CN121353282BCN 121353282 BCN121353282 BCN 121353282BCN-121353282-B

Abstract

The invention provides a method, a device, electronic equipment and a storage medium for detecting installation standardability, which belong to the technical field of artificial intelligence and comprise the steps of retrieving standardability related to a detection instruction, decomposing the standardability into at least one vision detection subtask for detecting an installation image by using a language model to obtain a structured task plan; and executing a visual detection subtask on the installation image by using the visual model to obtain a structured visual detection result, inputting the structured visual detection result and the normative terms into the language model, and obtaining a judging result of whether the installation of the product is in compliance.

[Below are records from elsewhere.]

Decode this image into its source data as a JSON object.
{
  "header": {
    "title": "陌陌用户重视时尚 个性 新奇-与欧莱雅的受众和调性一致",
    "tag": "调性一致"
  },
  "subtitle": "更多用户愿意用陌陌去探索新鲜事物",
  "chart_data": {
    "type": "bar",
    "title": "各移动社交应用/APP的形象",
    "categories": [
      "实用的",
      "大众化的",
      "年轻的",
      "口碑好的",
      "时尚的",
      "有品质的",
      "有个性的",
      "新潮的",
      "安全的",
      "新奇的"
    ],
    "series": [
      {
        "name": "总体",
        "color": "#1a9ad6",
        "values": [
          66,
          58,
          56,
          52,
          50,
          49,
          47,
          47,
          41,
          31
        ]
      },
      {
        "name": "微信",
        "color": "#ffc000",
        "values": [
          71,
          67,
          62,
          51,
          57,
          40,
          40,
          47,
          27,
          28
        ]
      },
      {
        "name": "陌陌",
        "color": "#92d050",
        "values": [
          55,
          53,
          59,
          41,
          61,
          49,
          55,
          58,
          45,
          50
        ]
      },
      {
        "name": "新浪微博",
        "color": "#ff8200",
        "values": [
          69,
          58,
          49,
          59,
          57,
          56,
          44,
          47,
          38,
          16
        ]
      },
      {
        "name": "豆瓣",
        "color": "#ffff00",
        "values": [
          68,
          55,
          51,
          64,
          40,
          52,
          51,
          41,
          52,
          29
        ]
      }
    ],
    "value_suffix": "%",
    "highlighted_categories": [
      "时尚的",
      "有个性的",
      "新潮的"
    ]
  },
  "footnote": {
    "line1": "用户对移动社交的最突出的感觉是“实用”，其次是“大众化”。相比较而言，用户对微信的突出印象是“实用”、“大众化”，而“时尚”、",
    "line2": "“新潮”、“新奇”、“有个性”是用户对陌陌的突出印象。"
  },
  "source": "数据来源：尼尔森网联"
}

The cognitive framework constructed by the invention enables the language model to understand the normative terms in the knowledge base in real time and dynamically convert the normative terms into the visual model executable detection plan, and the collaborative mode of knowledge-driven planning and visual execution solves the problems of dependence on hard coding logic and poor expansibility of the traditional scheme, can quickly respond to the change of the service normative with extremely low cost, and has high accuracy and high agility.

Inventors

CHEN ZHAOJI
WU HANG
YIN DEBIN
LI BAILI

Assignees

广东美的制冷设备有限公司
美的集团股份有限公司

Dates

Publication Date: 20260505
Application Date: 20251218

Claims (11)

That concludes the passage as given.